2. Establish a baseline security policy. Create a set of specific guidelines, policies and controls requirements that vendors must meet in order to pass muster. This should include things like security training for internal staff, two-factor authentication, secure development policies, lifecycle management, penetration testing, asset management, mobile device security, change and access controls, and even physical/environmental requirements. By putting your vendor requirements in writing and making them non-negotiable, business units can conduct more thorough due diligence before presenting the vendor for security review.
3. Demand compliance verification. Make sure business units understand the critical importance of compliance with any mandates that govern your business or industry. In today’s environment, you are responsible for both your own and your vendors’ compliance. That means, in the event of a vendor breach, your company could be held equally responsible in some cases. Insist on proper documentation of compliance with GDPR, PCI, HIPAA, etc. And, remember, different markets have different requirements, so make sure business units know their vendors must show proof of compliance with mandates in the regions or countries in which you do—or will do—business.
4. Ask to see the data flow. At a basic level, most companies rely on cloud resources for storage or computing—virtually no one operates their own in-house datacenter. That means your data, connected to their systems via API, travels outside their network, potentially exposed to numerous other vendors, contractors and other third parties with whom they do business. You have a right—and a responsibility—to know what that data flow looks like, and who is potentially in contact with your data. Business units should ask to see a data flow diagram, and if the vendor claims this is “proprietary,” consider that a red flag.

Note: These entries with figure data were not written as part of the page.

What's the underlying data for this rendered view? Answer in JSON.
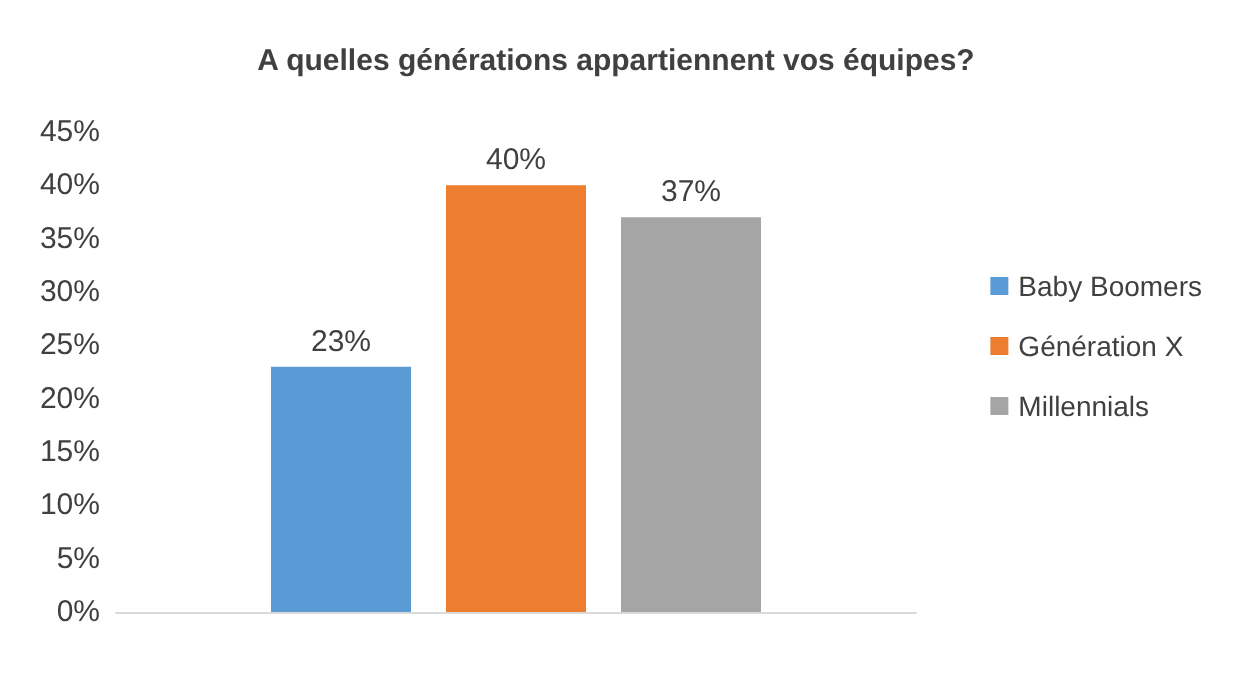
{
  "chart_data": {
    "type": "bar",
    "title": "A quelles générations appartiennent vos équipes?",
    "categories": [
      null
    ],
    "series": [
      {
        "name": "Baby Boomers",
        "color": "#5b9bd5",
        "values": [
          23
        ],
        "value_labels": [
          "23%"
        ]
      },
      {
        "name": "Génération X",
        "color": "#ed7d31",
        "values": [
          40
        ],
        "value_labels": [
          "40%"
        ]
      },
      {
        "name": "Millennials",
        "color": "#a5a5a5",
        "values": [
          37
        ],
        "value_labels": [
          "37%"
        ]
      }
    ],
    "ylim": [
      0,
      45
    ],
    "yticks": [
      {
        "value": 0,
        "label": "0%"
      },
      {
        "value": 5,
        "label": "5%"
      },
      {
        "value": 10,
        "label": "10%"
      },
      {
        "value": 15,
        "label": "15%"
      },
      {
        "value": 20,
        "label": "20%"
      },
      {
        "value": 25,
        "label": "25%"
      },
      {
        "value": 30,
        "label": "30%"
      },
      {
        "value": 35,
        "label": "35%"
      },
      {
        "value": 40,
        "label": "40%"
      },
      {
        "value": 45,
        "label": "45%"
      }
    ],
    "grid": false,
    "legend": "right"
  }
}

5. Adopt a continuous, iterative approach to vendor security. Too many organizations rely on moment-in-time verification of protocols or certifications, but today’s business environment and threat landscape change far too quickly for an annual audit. Gartner suggests an iterative approach to reduce risk at the speed of modern business by identifying and remediating third-party risks before they have an impact. Making vendor compliance review an iterative process doubles your capacity to remediate risks, saving your organization a tremendous amount of time, money and frustration.
Giving business units a playbook for vendor security screening prior to, or as part of, contract negotiation arms them with the knowledge and capability to conduct more thorough due diligence. Ensuring that as many security and compliance boxes as possible are checked prior to IT review keeps IT from having to pull the plug on deals at the last minute. This not only protects the organization, but also eliminates the adversarial relationship between IT and the rest of the business, replacing it with a more cooperative, collaborative one.